Carter ordered new wallpaper for her home office and paint to decorate her garage, which will transform into a home gym when the Olympic weightlifting bar she found via crowdsourcing on Instagram arrives in the mail.


Carter is testing recipes from Pinterest and has developed a new workout regimen: four days a week of running a mile, lifting and ab exercises and two days of long walks with her husband, Courtney Elder.


Outside of her daily track and field routine, Carter has continued to stay involved with her brands, including Nike.


That her Nike sponsors her through a year-round contract lessens her concern over canceled opportunities to earn bonus and performance-related sponsorship that some other Olympic athletes rely on for basic expenses, Carter said.

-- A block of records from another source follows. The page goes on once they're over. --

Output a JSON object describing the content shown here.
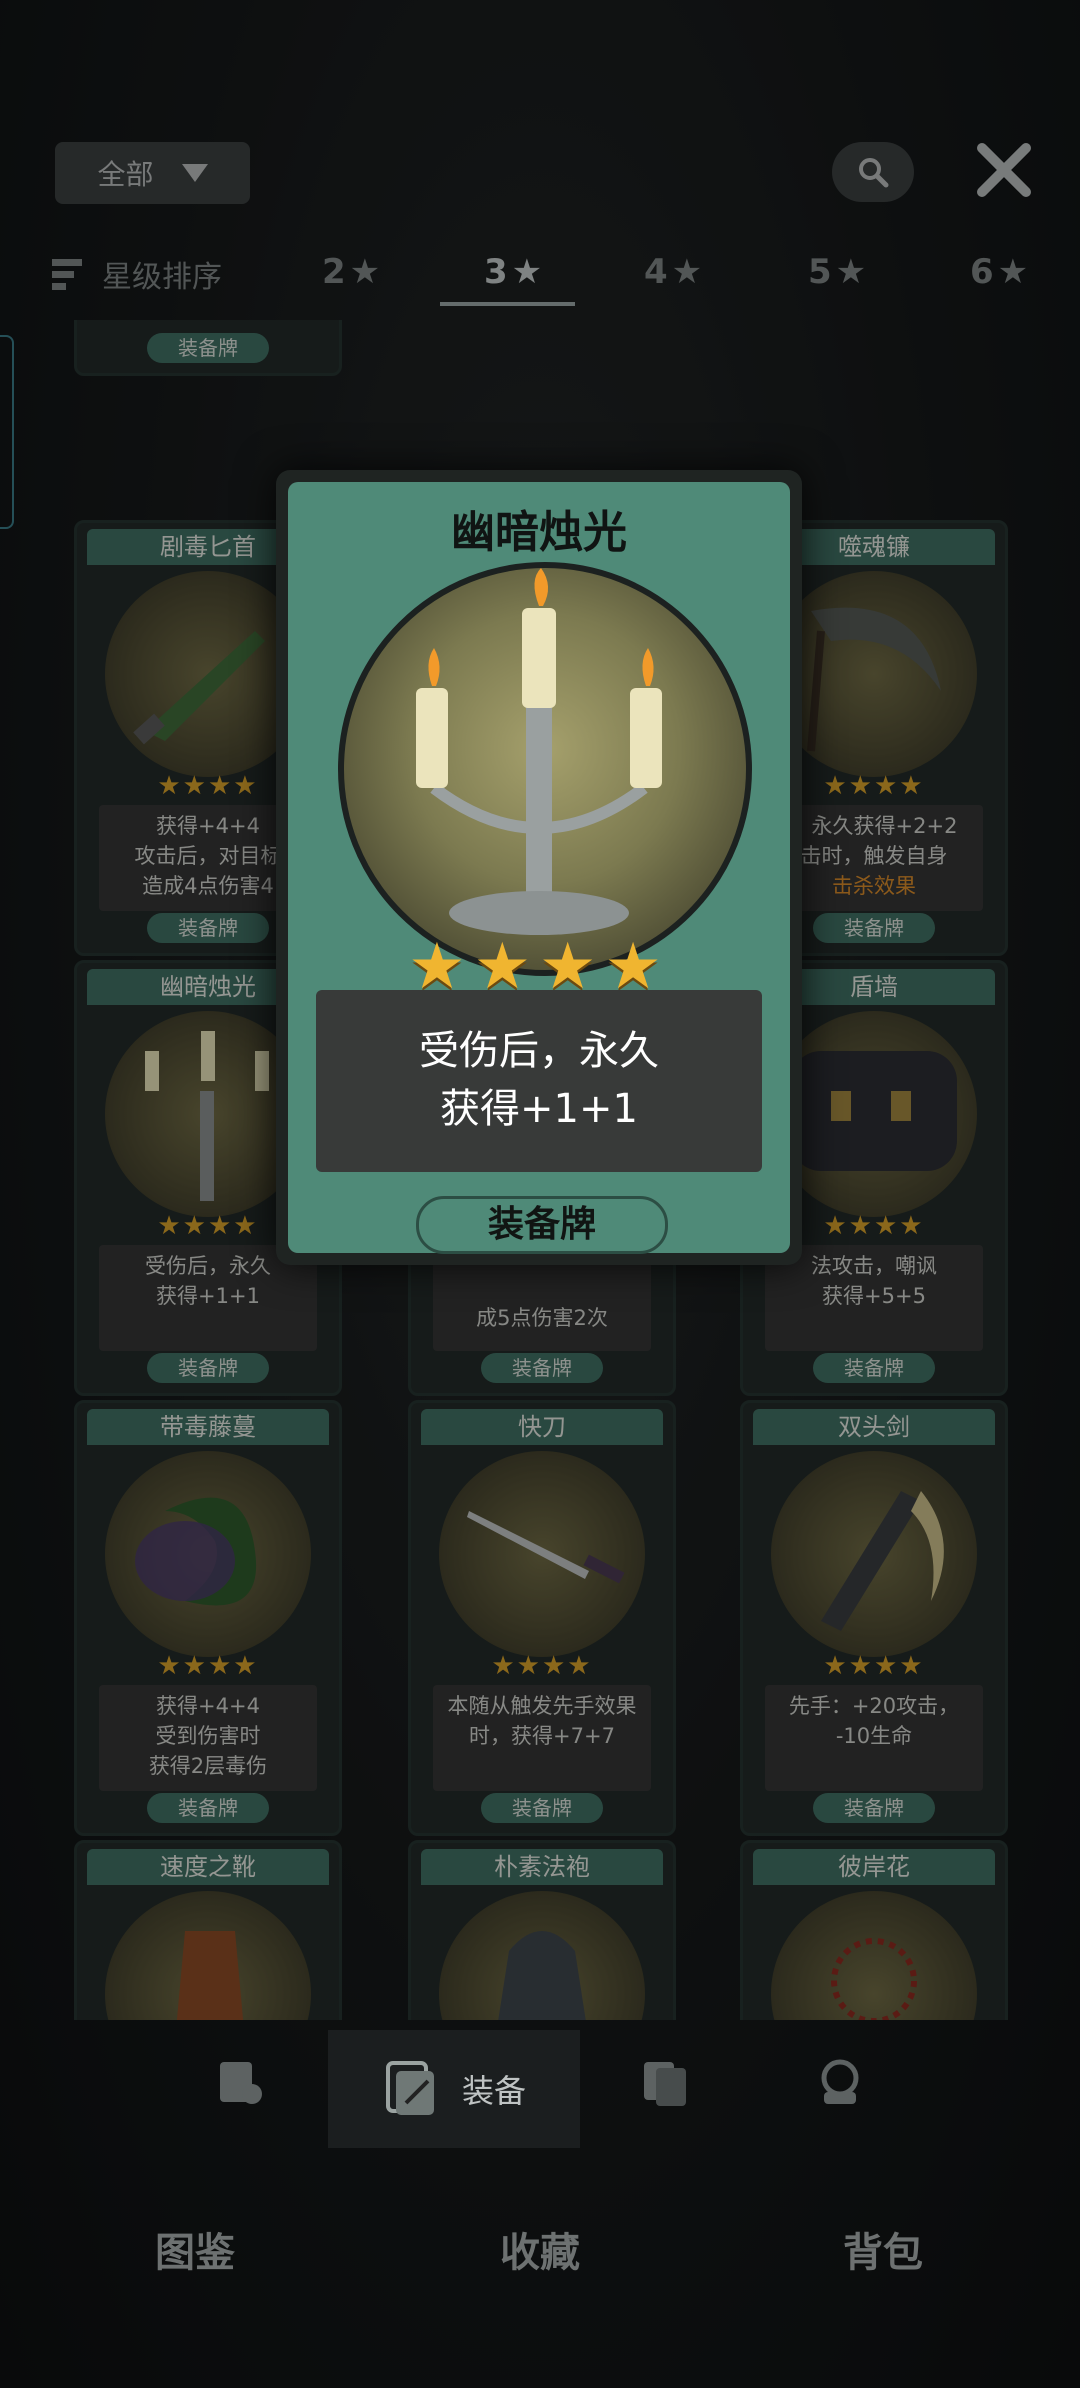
{
  "header": {
    "filter_label": "全部",
    "filter_icon": "chevron-down-icon",
    "search_icon": "search-icon",
    "close_icon": "close-icon"
  },
  "sort": {
    "label": "星级排序",
    "tabs": [
      {
        "label": "2",
        "star": "★"
      },
      {
        "label": "3",
        "star": "★"
      },
      {
        "label": "4",
        "star": "★"
      },
      {
        "label": "5",
        "star": "★"
      },
      {
        "label": "6",
        "star": "★"
      }
    ],
    "active_index": 1
  },
  "partial_top": {
    "tag": "装备牌"
  },
  "cards": [
    {
      "name": "剧毒匕首",
      "stars": "★★★★",
      "desc": [
        "获得+4+4",
        "攻击后，对目标",
        "造成4点伤害4"
      ],
      "tag": "装备牌"
    },
    {
      "name": "噬魂镰",
      "stars": "★★★★",
      "desc": [
        "：永久获得+2+2",
        "击时，触发自身",
        "击杀效果"
      ],
      "tag": "装备牌"
    },
    {
      "name": "幽暗烛光",
      "stars": "★★★★",
      "desc": [
        "受伤后，永久",
        "获得+1+1"
      ],
      "tag": "装备牌"
    },
    {
      "name": "",
      "stars": "",
      "desc": [
        "成5点伤害2次"
      ],
      "tag": "装备牌"
    },
    {
      "name": "盾墙",
      "stars": "★★★★",
      "desc": [
        "法攻击，嘲讽",
        "获得+5+5"
      ],
      "tag": "装备牌"
    },
    {
      "name": "带毒藤蔓",
      "stars": "★★★★",
      "desc": [
        "获得+4+4",
        "受到伤害时",
        "获得2层毒伤"
      ],
      "tag": "装备牌"
    },
    {
      "name": "快刀",
      "stars": "★★★★",
      "desc": [
        "本随从触发先手效果",
        "时，获得+7+7"
      ],
      "tag": "装备牌"
    },
    {
      "name": "双头剑",
      "stars": "★★★★",
      "desc": [
        "先手：+20攻击，",
        "-10生命"
      ],
      "tag": "装备牌"
    },
    {
      "name": "速度之靴",
      "stars": "",
      "desc": [],
      "tag": ""
    },
    {
      "name": "朴素法袍",
      "stars": "",
      "desc": [],
      "tag": ""
    },
    {
      "name": "彼岸花",
      "stars": "",
      "desc": [],
      "tag": ""
    }
  ],
  "popup": {
    "title": "幽暗烛光",
    "stars": "★★★★",
    "desc_line1": "受伤后，永久",
    "desc_line2": "获得+1+1",
    "tag": "装备牌",
    "art_icon": "candelabra-icon"
  },
  "subnav": {
    "active_label": "装备"
  },
  "bottom_tabs": [
    "图鉴",
    "收藏",
    "背包"
  ],
  "colors": {
    "accent_teal": "#4f8a78",
    "star_gold": "#f0b530",
    "highlight": "#d6a02a"
  }
}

She has also given speeches via Zoom and has worked with local hospitals to promote mental health and well-being through specific programs and on her social media channels.


“Even though we’re confined into our homes,” Carter said, “there’s still things we can do to learn and enjoy.”


Olympic workout


Think you have what it takes to exercise like an Olympic gold medalist, the first American woman to win shot-put gold?


Carter shared one of her new home workout routines with The Dallas Morning News.


To start: Carter warms up with a mile run.


Then: a body weight circuit.


Go through each exercise on the list, take a one-minute break and repeat three to four times:


— Three-way lunges (front, side and back): 20 each, on each leg


— Push ups: 20


— Body squats: 20


— Dips: 20


— Bridges: 20


To finish: Pick eight ab exercises, and do 30 reps each.


Carter performs her typical cardio, strength and ab circuits four times a week, every Monday, Tuesday, Thursday and Friday. Every Wednesday and Saturday, she and her husband walk four miles. She also practices throwing drills in her driveway.


When the coronavirus-related restrictions on Dallas-area gyms and fitness options first began, Carter owned only a set of dumbbells that went from five to 25 pounds.


“I’m like, ‘OK, Michelle, you lift way more than this,’” she said. “We’re going to have to do better.”


Carter has since purchased an Olympic weightlifting bar online to use in her garage.


But including body-weight exercises in her daily conditioning — now more than a year out from the rescheduled Olympics — has been “kind of testing my athletic skills a little bit more.”